The sequence in the redzone in Week 10 at Heinz Field against the Detroit Lions was as puzzling as it was ugly for the Pittsburgh Steelers.

The scene: first and goal from the 5 yard line, Steelers trailing the Lions 16-10, 8:42 left in the third quarter. The Steelers reached the redzone thanks to a scrambles of 26 and 11 yards from Mason Rudolph and appeared poised to take the lead back from a team that wasn’t quite on their level, talent wise.

Instead, the Steelers couldn’t punch the football in from 5 yards out as Rudolph fired behind James Washington on an RPO near the goal line on first down. Rudolph then had to throw the football away on second down. Third down? A short-hop misfire to a wide open Ray-Ray McCloud in the end zone, forcing the Steelers to settle for a Chris Boswell field goal and a 16-13 deficit.

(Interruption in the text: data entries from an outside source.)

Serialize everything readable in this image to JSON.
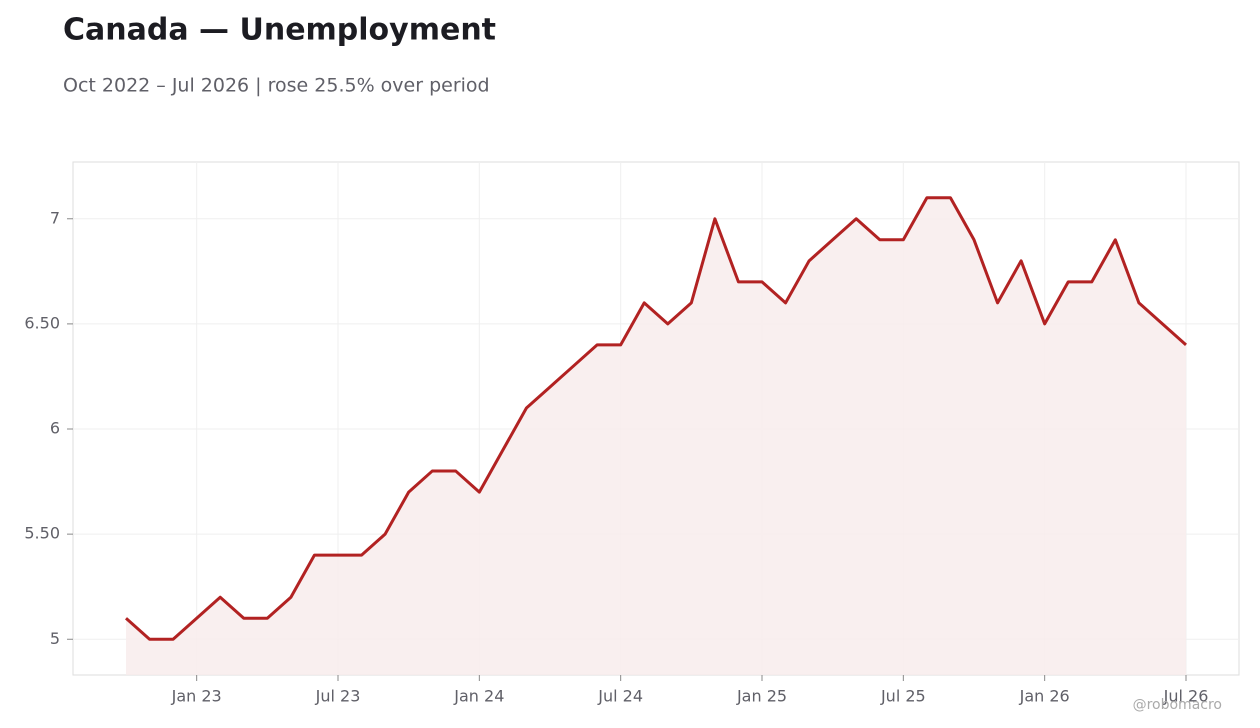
{
  "chart_data": {
    "type": "line",
    "title": "Canada — Unemployment",
    "subtitle": "Oct 2022 – Jul 2026 | rose 25.5% over period",
    "watermark": "@robomacro",
    "x": [
      "2022-10",
      "2022-11",
      "2022-12",
      "2023-01",
      "2023-02",
      "2023-03",
      "2023-04",
      "2023-05",
      "2023-06",
      "2023-07",
      "2023-08",
      "2023-09",
      "2023-10",
      "2023-11",
      "2023-12",
      "2024-01",
      "2024-02",
      "2024-03",
      "2024-04",
      "2024-05",
      "2024-06",
      "2024-07",
      "2024-08",
      "2024-09",
      "2024-10",
      "2024-11",
      "2024-12",
      "2025-01",
      "2025-02",
      "2025-03",
      "2025-04",
      "2025-05",
      "2025-06",
      "2025-07",
      "2025-08",
      "2025-09",
      "2025-10",
      "2025-11",
      "2025-12",
      "2026-01",
      "2026-02",
      "2026-03",
      "2026-04",
      "2026-05",
      "2026-06",
      "2026-07"
    ],
    "series": [
      {
        "name": "Unemployment",
        "color": "#b22222",
        "fill": "#f8ecec",
        "values": [
          5.1,
          5.0,
          5.0,
          5.1,
          5.2,
          5.1,
          5.1,
          5.2,
          5.4,
          5.4,
          5.4,
          5.5,
          5.7,
          5.8,
          5.8,
          5.7,
          5.9,
          6.1,
          6.2,
          6.3,
          6.4,
          6.4,
          6.6,
          6.5,
          6.6,
          7.0,
          6.7,
          6.7,
          6.6,
          6.8,
          6.9,
          7.0,
          6.9,
          6.9,
          7.1,
          7.1,
          6.9,
          6.6,
          6.8,
          6.5,
          6.7,
          6.7,
          6.9,
          6.6,
          6.5,
          6.4
        ]
      }
    ],
    "xticks": [
      {
        "value": "2023-01",
        "label": "Jan 23"
      },
      {
        "value": "2023-07",
        "label": "Jul 23"
      },
      {
        "value": "2024-01",
        "label": "Jan 24"
      },
      {
        "value": "2024-07",
        "label": "Jul 24"
      },
      {
        "value": "2025-01",
        "label": "Jan 25"
      },
      {
        "value": "2025-07",
        "label": "Jul 25"
      },
      {
        "value": "2026-01",
        "label": "Jan 26"
      },
      {
        "value": "2026-07",
        "label": "Jul 26"
      }
    ],
    "ylim": [
      4.83,
      7.27
    ],
    "yticks": [
      5,
      {
        "value": 5.5,
        "label": "5.50"
      },
      6,
      {
        "value": 6.5,
        "label": "6.50"
      },
      7
    ],
    "grid": true
  }
}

Know what’s missing in that sequence? A Najee Harris touch or two.

On Friday, Harris was asked about the play calling in the redzone and his thoughts on not getting a touch by media members. A well-versed, schooled rookie, Harris deflected and downplayed the question, stating he just has to execute the plays called to the best of his abilities and worry about himself, rather than the play calls or what the quarterback wants to do.

It was a tough spot to be in, especially in front of microphones and cameras just days removed from an embarrassing tie, but the rookie handled it well.

“…It’s not my decision at the end of the day, but I mean, I’ll say a little bit of stuff, even if they stack the box we can get at least chopped down like two or three yards and then it could be a shorter second, third down” Harris said to reporters Friday, according to video via “But, at the end of the day, it’s not my decision.”

Asked if he could do anything differently on RPO calls to try and help backup quarterback Mason Rudolph out, Harris quickly shot down the question, considering running backs can’t do anything but take the handoff in an RPO as they are not the true decision makers in those instances.

“I can’t do nothing. The quarterback got some stuff they gotta do, right? I got stuff I got to worry about,” Harris added. “At the end of the day, whatever the quarterback calls, it is what it is. I just got to execute the plays. I can’t really do nothing right there. That’s out of my jurisdictions.”

It could be easy to read into those responses from Harris and see some disgust in the answers alone, but the tone wasn’t anywhere near as deadpanned or cutting as they may read.

As I wrote earlier, Harris was put in a really tough spot here with the questions, but he handled them well, answering as best as he could without coming off as a rookie questioning the play calling or the decision making of a veteran quarterback.

You can bet though that if the Steelers find themselves in a similar situation on Sunday Night Football against the Los Angeles Chargers, Harris is getting the football multiple times.